Prime - Programming with Millions of Examples
We present the PRIME tool which utilizes static specification mining techniques to extract useful specifications of library APIs from a large number of code fragments that use it, and then use the collected samples for code completion, verification, and - by using data mining techniques - to aggregate the samples into use-cases and sort them according to popularity and complexity.
Programming is becoming more and more about using frameworks and libraries, with most of them designed to support a wide range of usage scenarios. Typically, a programmer only needs partial functionality from a library, but is required to navigate the extensive library interface (API) to find how to implement the desired functionality. Instead of navigating the complicated library code and documentation, programmers often rely on code examples of client programs that use the library. Such code examples can often be easily obtained from library documentation, other programmers, or via a myriad of search engines and other online tools.

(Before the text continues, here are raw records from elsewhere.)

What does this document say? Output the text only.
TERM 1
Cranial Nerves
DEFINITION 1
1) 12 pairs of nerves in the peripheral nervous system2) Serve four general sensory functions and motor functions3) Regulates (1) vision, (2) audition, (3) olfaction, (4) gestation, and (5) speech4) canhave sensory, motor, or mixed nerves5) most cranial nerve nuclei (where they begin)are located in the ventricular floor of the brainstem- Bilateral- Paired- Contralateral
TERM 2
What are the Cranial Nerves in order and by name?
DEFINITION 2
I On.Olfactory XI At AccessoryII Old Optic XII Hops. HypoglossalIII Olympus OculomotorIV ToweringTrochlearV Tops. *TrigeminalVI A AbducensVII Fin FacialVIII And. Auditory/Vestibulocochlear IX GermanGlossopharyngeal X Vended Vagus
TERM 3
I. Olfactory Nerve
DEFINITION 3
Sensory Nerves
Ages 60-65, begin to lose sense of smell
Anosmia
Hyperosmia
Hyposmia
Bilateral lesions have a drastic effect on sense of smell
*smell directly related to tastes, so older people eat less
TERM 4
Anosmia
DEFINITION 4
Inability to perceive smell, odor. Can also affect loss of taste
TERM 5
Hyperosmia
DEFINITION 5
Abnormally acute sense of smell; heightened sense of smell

Making sense of these vast numbers of examples, however, can be an extremely challenging task. Code fragments using the API of interest may appear in slightly different contexts and are often interleaved with irrelevant code, making it hard for a programmer to tease out the relevant details. Furthermore, for a given code sample there is always the possibility that its use of the API is erroneous or sub-optimal. These factors make it hard for a human to benefit from this vast amount of available information. Using a combination of program analysis and machine learning techniques, PRIME mines library specifications from a large collection of client code using it, allowing programmers to write new code using the library, even when they are not familiar with it. The results from PRIME can then also be used for automatic completion or verification of new code using that API.